四下皆静,无人回答。
裴舜天见此,不觉又是一声冷笑。
“好,既然如此,那就给我继续查!我倒是不信了,有这么一个大把柄握在手里,还揪不出那人来!
这荷包上绣了个‘春’字,那人的名字里多半带着这个字。
现在听我命令,把所有名字里带‘春’字的人,都召集来,全都站在这里,每个人开口说话,让这人辨认。
一旦辨认出来,当场杖毙!绝不留情!”
春娘的腿一软,整个身子一下就往下倒去。
“扑通”一声,她的动静霎时就引来了其他人的注意,立时有人喊了一嗓子:“老爷,她叫春娘。
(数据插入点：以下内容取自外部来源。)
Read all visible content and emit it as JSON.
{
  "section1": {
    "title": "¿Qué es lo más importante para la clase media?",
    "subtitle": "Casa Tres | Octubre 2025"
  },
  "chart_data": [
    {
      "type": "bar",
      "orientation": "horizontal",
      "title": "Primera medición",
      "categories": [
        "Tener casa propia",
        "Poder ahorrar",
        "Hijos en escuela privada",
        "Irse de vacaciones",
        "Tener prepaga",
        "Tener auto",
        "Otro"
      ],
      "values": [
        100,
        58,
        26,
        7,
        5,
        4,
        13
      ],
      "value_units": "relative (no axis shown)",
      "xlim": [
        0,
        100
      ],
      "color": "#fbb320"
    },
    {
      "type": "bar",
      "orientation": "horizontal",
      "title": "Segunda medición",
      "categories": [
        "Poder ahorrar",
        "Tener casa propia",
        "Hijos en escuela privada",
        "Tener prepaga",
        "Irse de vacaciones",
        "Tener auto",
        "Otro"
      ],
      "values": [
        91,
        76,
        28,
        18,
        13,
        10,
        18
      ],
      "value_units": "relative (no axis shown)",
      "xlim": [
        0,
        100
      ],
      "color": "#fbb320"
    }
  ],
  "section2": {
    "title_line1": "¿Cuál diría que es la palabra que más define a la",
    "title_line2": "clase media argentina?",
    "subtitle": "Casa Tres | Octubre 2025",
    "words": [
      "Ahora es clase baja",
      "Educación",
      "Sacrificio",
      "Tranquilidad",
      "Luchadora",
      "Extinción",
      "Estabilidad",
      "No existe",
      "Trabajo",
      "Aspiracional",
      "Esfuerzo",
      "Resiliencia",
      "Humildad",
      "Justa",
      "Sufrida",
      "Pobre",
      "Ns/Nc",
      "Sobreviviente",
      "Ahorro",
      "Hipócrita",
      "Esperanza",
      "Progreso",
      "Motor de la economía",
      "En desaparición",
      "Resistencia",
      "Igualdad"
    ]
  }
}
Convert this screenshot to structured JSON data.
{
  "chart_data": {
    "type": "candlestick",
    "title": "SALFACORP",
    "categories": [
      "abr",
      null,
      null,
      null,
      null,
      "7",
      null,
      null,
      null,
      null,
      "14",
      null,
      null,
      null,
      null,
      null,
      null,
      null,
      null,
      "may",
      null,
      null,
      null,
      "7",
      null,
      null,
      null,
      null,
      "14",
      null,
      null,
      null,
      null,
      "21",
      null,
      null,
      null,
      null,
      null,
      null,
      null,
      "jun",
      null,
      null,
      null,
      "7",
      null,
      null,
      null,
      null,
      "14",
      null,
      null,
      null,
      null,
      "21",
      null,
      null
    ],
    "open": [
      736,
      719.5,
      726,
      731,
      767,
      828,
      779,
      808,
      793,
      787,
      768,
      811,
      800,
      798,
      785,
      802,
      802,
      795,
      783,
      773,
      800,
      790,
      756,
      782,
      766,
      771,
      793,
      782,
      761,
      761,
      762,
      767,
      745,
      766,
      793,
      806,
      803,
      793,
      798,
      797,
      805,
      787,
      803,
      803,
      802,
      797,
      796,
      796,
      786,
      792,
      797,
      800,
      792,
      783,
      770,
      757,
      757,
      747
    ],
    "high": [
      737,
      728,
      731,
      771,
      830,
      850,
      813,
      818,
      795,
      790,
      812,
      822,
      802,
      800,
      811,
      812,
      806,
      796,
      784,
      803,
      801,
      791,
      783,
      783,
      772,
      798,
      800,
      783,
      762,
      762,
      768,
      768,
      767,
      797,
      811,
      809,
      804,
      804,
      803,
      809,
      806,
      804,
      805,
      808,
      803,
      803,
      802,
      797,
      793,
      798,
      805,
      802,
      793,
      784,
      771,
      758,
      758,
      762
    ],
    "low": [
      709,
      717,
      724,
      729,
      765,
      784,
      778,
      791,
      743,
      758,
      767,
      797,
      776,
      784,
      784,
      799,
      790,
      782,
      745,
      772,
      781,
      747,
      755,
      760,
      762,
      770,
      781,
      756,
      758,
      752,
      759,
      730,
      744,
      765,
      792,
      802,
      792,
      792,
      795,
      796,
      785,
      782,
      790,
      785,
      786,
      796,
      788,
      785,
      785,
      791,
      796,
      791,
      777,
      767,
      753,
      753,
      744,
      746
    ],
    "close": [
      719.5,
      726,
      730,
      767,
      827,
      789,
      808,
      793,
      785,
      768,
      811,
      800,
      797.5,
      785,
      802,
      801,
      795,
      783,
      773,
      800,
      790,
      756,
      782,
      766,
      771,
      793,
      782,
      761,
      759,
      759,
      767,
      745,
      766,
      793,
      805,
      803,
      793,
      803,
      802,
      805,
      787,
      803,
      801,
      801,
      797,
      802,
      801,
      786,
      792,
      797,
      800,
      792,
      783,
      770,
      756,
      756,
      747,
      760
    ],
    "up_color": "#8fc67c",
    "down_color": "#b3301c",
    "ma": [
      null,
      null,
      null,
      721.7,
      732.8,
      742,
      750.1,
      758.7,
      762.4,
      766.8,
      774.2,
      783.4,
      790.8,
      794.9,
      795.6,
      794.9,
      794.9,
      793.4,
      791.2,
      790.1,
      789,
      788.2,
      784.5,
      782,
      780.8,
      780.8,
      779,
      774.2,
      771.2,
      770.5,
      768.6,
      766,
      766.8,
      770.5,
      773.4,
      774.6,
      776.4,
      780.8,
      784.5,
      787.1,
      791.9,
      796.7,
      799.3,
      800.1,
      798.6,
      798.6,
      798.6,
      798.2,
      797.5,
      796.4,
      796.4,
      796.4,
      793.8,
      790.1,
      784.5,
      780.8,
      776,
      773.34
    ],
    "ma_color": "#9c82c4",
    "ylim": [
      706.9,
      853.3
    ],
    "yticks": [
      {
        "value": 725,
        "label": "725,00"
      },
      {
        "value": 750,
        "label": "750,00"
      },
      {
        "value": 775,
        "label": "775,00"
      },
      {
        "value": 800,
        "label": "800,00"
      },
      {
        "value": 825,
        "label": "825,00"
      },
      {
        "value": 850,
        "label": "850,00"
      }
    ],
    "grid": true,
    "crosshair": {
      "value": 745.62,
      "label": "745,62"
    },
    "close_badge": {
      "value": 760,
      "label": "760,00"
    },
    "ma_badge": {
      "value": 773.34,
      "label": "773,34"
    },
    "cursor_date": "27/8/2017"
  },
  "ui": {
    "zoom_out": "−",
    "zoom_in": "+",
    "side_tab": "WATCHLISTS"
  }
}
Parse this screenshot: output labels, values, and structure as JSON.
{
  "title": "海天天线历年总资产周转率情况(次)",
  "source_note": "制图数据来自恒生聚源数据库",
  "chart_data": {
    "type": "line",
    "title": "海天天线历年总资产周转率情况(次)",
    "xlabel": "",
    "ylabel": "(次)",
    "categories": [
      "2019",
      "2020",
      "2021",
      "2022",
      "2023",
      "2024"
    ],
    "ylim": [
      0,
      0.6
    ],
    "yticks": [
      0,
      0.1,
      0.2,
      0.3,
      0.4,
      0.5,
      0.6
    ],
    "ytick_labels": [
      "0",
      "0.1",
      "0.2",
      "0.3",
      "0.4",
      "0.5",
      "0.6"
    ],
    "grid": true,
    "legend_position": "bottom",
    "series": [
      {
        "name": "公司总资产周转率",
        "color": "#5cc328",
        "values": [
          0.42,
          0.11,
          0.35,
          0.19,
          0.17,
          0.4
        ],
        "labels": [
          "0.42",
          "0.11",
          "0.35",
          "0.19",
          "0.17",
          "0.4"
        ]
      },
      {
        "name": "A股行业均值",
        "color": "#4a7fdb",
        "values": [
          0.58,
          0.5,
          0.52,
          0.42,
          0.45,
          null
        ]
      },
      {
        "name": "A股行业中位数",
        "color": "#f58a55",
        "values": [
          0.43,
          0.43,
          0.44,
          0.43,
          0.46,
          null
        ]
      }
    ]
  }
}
”
裴舜天的目光如炬,一下就落到了她的身上。
“春,娘!”
裴舜天一眼就认出了她,这不是舒氏身边的心腹丫鬟又是谁?
这是舒氏从家庙回来之后,舒老夫人给她安排的。
裴舜天彼时想给舒氏脸面,对舒老夫人这么公然往自己裴府里塞人的举动也没有多说什么。
但是现在……
他的目光一下就射向了舒氏的方向,舒氏此时的脸色,已经与春娘的相差无几,皆是一片煞白。
裴舜天那一记如刀的眼神,直刮得舒氏一阵面皮发紧,一颗心也霎时深深地沉入了谷底。
裴舜天并没有马上兴师问罪,而是对人吩咐,“去,到她的院子里把她的其他绣品拿来,与这荷包好好比对一番!”
既然要断官司,就要好好断,更要拿出实实在在的证据来,让她们输也输得心服口服!
春娘的脑子里已经只剩下了一个念头,完了完了,一切都完了……
之后一切都进行得很顺利,春娘的其他绣品拿来了,根本不需要进行什么多么深入的对比,单单是那个习惯性绣上的“春”字,都是一模一样的。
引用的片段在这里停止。